O melanoma é um tumor maligno que se forma nos melanócitos – células responsáveis pela pigmentação da pele – e pode aparecer tanto em áreas expostas ao sol quanto em regiões pouco iluminadas, como mucosas ou parte interna dos olhos. Embora menos frequente que outros tipos de câncer de pele, é o mais agressivo por sua capacidade de se espalhar rapidamente para outros órgãos.
Como reconhecer
Alterações em pintas, manchas ou sinais devem acender o alerta.
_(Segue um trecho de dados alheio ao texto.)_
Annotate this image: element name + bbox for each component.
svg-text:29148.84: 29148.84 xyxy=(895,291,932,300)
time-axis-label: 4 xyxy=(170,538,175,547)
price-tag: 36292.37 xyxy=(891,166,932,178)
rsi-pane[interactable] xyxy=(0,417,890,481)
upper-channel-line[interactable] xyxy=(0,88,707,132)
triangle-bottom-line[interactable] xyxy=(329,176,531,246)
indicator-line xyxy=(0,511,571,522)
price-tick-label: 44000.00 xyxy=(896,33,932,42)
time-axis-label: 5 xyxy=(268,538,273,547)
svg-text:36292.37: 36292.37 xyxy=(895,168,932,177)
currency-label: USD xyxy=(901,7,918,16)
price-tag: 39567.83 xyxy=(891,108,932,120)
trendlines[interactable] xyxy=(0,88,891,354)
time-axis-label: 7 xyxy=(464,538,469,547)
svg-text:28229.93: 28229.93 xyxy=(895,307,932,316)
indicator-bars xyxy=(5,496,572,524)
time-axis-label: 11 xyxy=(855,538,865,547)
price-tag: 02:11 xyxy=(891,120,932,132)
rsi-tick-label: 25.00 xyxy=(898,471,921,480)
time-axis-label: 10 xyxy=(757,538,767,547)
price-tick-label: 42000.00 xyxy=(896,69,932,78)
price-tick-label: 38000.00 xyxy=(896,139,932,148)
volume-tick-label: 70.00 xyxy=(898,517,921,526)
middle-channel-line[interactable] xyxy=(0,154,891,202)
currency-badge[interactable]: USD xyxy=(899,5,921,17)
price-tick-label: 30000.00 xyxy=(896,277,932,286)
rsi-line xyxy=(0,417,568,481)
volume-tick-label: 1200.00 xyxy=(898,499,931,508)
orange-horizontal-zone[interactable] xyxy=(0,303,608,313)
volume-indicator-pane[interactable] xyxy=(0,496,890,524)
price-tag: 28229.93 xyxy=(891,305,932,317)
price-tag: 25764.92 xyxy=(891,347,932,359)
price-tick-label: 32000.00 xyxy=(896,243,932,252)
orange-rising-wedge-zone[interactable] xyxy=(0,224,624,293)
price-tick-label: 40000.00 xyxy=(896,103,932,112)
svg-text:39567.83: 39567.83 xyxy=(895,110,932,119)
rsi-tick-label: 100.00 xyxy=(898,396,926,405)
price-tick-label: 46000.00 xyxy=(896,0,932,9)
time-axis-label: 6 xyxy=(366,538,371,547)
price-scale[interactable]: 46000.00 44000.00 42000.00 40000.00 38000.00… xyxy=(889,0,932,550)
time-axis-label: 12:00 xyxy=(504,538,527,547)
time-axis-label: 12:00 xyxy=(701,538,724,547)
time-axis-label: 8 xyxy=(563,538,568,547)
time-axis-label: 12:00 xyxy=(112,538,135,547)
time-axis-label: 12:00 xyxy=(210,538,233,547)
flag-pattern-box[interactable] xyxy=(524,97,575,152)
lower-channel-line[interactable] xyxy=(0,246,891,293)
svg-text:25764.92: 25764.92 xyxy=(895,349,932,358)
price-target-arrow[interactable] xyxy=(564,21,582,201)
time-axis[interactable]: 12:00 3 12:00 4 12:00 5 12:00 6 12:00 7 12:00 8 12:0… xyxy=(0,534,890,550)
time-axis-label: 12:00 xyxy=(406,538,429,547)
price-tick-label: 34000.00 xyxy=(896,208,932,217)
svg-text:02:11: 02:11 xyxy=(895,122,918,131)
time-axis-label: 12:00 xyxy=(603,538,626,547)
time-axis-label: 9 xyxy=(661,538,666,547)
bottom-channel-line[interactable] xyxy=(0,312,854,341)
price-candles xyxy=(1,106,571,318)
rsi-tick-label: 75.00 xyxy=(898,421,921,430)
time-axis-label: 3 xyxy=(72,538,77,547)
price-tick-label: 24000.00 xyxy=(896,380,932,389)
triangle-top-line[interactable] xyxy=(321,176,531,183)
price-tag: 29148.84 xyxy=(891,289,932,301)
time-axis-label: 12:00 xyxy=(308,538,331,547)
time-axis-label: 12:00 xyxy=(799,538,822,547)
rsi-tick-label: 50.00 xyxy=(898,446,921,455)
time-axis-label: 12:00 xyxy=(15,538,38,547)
Profissionais usam o método ABCDE para avaliar:
- Assimetria – metade diferente da outra;
- Bordas irregulares;
- Cores variadas (preto, marrom, vermelho, azul, branco);
- Diâmetro acima de 6 mm;
- Evolução – crescimento, mudança de forma ou cor.
Coceira, sangramento fácil, elevação na superfície da pele e feridas de cicatrização lenta também são sinais frequentes. Quando há metástase, sintomas variam conforme o órgão atingido, como tosse persistente (pulmões) ou dores ósseas.
Quem corre maior risco
Pessoas de pele clara, cabelos loiros ou ruivos, olhos azuis, histórico familiar de melanoma, múltiplas queimaduras solares, presença de muitas pintas atípicas ou doenças que afetam o sistema imunológico têm probabilidade aumentada. Exposição intensa aos raios ultravioleta, inclusive em câmaras de bronzeamento, é o principal fator ambiental.
Tipos de melanoma
- Extensivo superficial: mais comum; começa na camada externa da pele e pode aprofundar-se com o tempo.
- Nodular: segundo mais comum e o mais agressivo; forma nódulo escuro que cresce rapidamente.
- Lentigo maligno: usual em áreas cronicamente expostas ao sol, como rosto e dorso das mãos, predominando em idosos.
- Lentiginoso acral: afeta palmas, plantas e unhas; é o subtipo mais visto em pessoas negras, asiáticas e hispânicas.
- Subungueal: instala-se sob a unha e surge como faixa escura vertical que se alarga com o tempo.
- Ocular: acomete íris ou úvea, podendo causar visão embaçada, flashes de luz ou sensação de pressão no olho.
Diagnóstico
Dermatologistas ou oncologistas examinam a lesão com dermatoscópio, avaliam histórico clínico e palpam linfonodos. A confirmação depende de biópsia, na qual parte ou toda a pinta é removida para análise laboratorial.
Tratamento
A estratégia varia conforme estágio e estado geral do paciente:
Imagem: Internet
- Cirurgia para retirar o tumor primário é o método inicial mais comum.
- Imunoterapia estimula o sistema de defesa a combater células malignas.
- Terapia alvo age em alterações genéticas específicas do melanoma.
- Radioterapia pode complementar a cirurgia ou tratar linfonodos comprometidos.
- Quimioterapia intravenosa ou oral é opção quando a doença está disseminada.
Em caso de metástase, quimio e radioterapia costumam ser iniciadas rapidamente, mas a taxa de resposta é menor em fases avançadas.
Prognóstico e prevenção
Detectado precocemente, o melanoma apresenta alta taxa de cura. Para reduzir o risco, especialistas recomendam evitar exposição solar entre 10h e 16h, aplicar filtro com FPS 30 ou superior todos os dias, usar chapéus de aba larga e descartar o bronzeamento artificial. Autoexame regular da pele, incluindo couro cabeludo, orelhas, pescoço, palmas e plantas, ajuda a identificar sinais suspeitos.